The caution comes two days after an elephant was sighted in a garden with an arrow stuck on its hind leg.

Elephant raids are common on the tea estates of north Bengal. The animals often kill and injure residents of the fringe villages and destroy crops and huts. Annoyed workers look for an opportunity to retaliate and often shoot at them with arrows.

On Sunday, foresters of the north Rydak range under Buxa Tiger Reserve (east) division spotted an adult female elephant limping in Kartick Tea Estate because of the arrow on its hind leg.

By the time a veterinary officer from the tiger reserve arrived, the elephant had entered the nearby forest.
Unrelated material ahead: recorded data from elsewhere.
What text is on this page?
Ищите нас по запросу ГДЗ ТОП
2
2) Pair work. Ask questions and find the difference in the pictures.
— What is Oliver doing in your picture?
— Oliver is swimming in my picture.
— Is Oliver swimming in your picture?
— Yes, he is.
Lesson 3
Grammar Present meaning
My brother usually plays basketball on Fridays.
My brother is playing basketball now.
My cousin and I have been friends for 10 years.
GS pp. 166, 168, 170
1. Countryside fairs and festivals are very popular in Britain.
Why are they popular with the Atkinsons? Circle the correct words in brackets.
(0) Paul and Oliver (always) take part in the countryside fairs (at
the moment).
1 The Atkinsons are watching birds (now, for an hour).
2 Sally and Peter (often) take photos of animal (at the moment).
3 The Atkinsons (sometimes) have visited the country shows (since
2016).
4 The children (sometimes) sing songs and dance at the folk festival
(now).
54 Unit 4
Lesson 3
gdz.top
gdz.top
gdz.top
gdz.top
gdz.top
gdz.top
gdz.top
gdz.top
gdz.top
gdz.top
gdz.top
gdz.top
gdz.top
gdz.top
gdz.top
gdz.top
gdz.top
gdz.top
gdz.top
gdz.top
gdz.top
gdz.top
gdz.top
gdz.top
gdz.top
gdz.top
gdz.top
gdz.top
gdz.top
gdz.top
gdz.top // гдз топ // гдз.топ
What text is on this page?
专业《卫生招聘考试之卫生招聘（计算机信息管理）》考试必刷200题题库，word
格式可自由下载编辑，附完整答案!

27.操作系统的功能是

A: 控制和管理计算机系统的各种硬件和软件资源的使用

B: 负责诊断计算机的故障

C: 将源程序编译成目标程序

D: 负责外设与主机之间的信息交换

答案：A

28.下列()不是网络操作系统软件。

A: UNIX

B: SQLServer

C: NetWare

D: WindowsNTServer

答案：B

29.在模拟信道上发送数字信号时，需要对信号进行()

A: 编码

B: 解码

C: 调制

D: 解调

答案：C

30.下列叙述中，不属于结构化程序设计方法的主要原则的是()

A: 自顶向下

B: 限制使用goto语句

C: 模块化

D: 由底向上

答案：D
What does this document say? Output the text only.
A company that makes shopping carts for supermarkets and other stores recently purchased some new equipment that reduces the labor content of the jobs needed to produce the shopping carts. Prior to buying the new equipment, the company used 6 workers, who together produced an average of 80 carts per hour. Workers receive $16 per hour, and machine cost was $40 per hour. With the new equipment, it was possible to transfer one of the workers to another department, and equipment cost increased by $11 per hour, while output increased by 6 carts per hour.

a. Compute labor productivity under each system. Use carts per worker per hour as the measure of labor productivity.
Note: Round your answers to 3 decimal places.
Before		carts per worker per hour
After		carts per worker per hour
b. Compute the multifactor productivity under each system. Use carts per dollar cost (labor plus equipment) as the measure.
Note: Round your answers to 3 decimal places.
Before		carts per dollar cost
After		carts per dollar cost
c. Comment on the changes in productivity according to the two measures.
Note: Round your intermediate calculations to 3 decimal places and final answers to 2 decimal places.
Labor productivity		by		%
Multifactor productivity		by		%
The finger of suspicion has been pointed at the workers.

Deputy field director of the reserve’s (east) division Suvankar Sengupta said: “We are waiting for the wound to heal naturally. But if necessary, we will tranquillise the animal and treat it.”

Around six months ago, officials of the tiger reserve had consulted the garden authorities on conducting awareness drives so that workers did not cultivate crops right next to the forest land or harm animals. But only a few estates took up the drive. “I have written to all 12 gardens in our division, asking them to tell the workers to refrain from this sort of illegal activities. Otherwise, we may take action against the managements under the Wildlife Protection Act,” said Sengupta.

He said workers’ action would be treated as poaching and the accused could face up to 3-7 years of imprisonment and a fine of Rs 10,000 under Section 51 of the Wildlife (Protection) Act, 1972.

Animesh Bose, project co-ordinator of Hnaf, a wildlife NGO, said: “If the workers spot any animals then they should inform the nearest forest office instead of taking action on their own.”